Registry pathHKLM\Software\Policies\Microsoft\Windows\DeviceInstall\Restrictions
Value nameAllowDeviceIDs
Value typeREG_DWORD
Enabled valueConfigure with approved device IDs
Disabled valueNot configured

Frequently asked questions

What does the Allow Installation of Devices that Match Any of These Device IDs Group Policy do?
Whitelist specific hardware IDs to allow. Used with the Deny Unspecified policy.
Where do I find this setting in the GPO editor?
Open <code>gpmc.msc</code>, then navigate to <code>Computer Configuration > Administrative Templates > System > Device Installation > Device Installation Restrictions</code> and look for <strong>Allow Installation of Devices that Match Any of These Device IDs</strong>.
What is the Microsoft default value?
<code>Not configured</code> on a fresh Windows install. Domain-joined machines may inherit a different value if a baseline GPO is already in place.
What value do security baselines recommend?

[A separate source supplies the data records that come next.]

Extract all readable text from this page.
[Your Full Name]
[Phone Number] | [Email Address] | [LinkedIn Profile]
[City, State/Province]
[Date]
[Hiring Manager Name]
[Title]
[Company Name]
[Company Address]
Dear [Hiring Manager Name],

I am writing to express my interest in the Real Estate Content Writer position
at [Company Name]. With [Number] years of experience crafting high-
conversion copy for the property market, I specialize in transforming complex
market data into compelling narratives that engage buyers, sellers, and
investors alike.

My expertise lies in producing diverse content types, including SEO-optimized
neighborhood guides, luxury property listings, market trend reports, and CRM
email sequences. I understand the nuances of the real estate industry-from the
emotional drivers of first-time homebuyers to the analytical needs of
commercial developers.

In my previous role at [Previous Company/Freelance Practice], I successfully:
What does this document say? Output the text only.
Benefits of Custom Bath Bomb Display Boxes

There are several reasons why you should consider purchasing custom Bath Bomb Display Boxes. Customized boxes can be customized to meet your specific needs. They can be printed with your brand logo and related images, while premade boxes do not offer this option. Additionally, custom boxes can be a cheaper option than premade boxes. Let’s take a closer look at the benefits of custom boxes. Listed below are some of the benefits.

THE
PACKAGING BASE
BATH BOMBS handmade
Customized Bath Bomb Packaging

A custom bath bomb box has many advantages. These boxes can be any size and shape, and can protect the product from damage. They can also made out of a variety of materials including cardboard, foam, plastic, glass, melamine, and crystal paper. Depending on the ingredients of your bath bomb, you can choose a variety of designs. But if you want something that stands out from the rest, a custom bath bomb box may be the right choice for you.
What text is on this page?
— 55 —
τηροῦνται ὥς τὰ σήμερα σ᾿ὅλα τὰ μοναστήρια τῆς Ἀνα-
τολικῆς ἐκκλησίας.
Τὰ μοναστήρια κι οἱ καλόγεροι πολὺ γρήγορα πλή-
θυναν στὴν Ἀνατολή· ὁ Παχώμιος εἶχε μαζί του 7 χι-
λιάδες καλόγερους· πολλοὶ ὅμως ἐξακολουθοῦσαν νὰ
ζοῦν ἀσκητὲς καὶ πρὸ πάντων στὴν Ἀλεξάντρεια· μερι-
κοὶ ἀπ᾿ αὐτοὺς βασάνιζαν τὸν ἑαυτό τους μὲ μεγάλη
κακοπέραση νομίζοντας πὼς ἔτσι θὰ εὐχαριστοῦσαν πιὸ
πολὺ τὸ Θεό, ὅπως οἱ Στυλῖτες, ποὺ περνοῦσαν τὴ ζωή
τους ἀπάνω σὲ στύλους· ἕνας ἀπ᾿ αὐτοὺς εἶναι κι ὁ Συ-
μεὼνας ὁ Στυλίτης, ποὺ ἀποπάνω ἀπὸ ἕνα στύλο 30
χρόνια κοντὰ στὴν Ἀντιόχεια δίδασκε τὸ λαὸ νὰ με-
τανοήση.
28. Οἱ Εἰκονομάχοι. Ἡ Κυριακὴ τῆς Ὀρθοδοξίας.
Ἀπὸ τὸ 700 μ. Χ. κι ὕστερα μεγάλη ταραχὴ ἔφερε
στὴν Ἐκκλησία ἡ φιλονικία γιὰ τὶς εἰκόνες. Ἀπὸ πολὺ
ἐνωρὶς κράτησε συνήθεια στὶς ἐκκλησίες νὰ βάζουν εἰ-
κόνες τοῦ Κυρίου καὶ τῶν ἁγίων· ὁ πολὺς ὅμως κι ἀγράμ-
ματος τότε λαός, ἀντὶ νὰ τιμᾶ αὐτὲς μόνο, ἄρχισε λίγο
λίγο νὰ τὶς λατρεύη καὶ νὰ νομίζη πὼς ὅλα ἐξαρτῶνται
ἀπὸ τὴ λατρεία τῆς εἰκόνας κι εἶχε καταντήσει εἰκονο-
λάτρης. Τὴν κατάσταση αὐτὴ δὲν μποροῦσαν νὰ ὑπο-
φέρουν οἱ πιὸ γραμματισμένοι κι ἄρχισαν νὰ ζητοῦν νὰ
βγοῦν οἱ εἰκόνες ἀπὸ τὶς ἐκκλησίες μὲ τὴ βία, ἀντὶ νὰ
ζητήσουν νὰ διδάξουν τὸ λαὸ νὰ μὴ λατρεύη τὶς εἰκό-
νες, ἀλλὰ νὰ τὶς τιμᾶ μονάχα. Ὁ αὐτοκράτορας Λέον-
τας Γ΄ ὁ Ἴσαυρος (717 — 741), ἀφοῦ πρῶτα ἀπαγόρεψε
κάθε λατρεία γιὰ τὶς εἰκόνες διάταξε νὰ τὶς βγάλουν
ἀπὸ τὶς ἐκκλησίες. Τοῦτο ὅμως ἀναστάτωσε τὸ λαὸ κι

<code>Configure with approved device IDs</code> – aligned with CIS, NIST, and DISA STIG guidance for current Windows versions.
Can I configure this without a GPO?
Yes, by writing to <code>HKLM\Software\Policies\Microsoft\Windows\DeviceInstall\Restrictions\AllowDeviceIDs</code> directly via <code>regedit</code>, PowerShell, or Intune. A GPO is preferred for centrally managed environments because it survives reimaging and is easier to audit.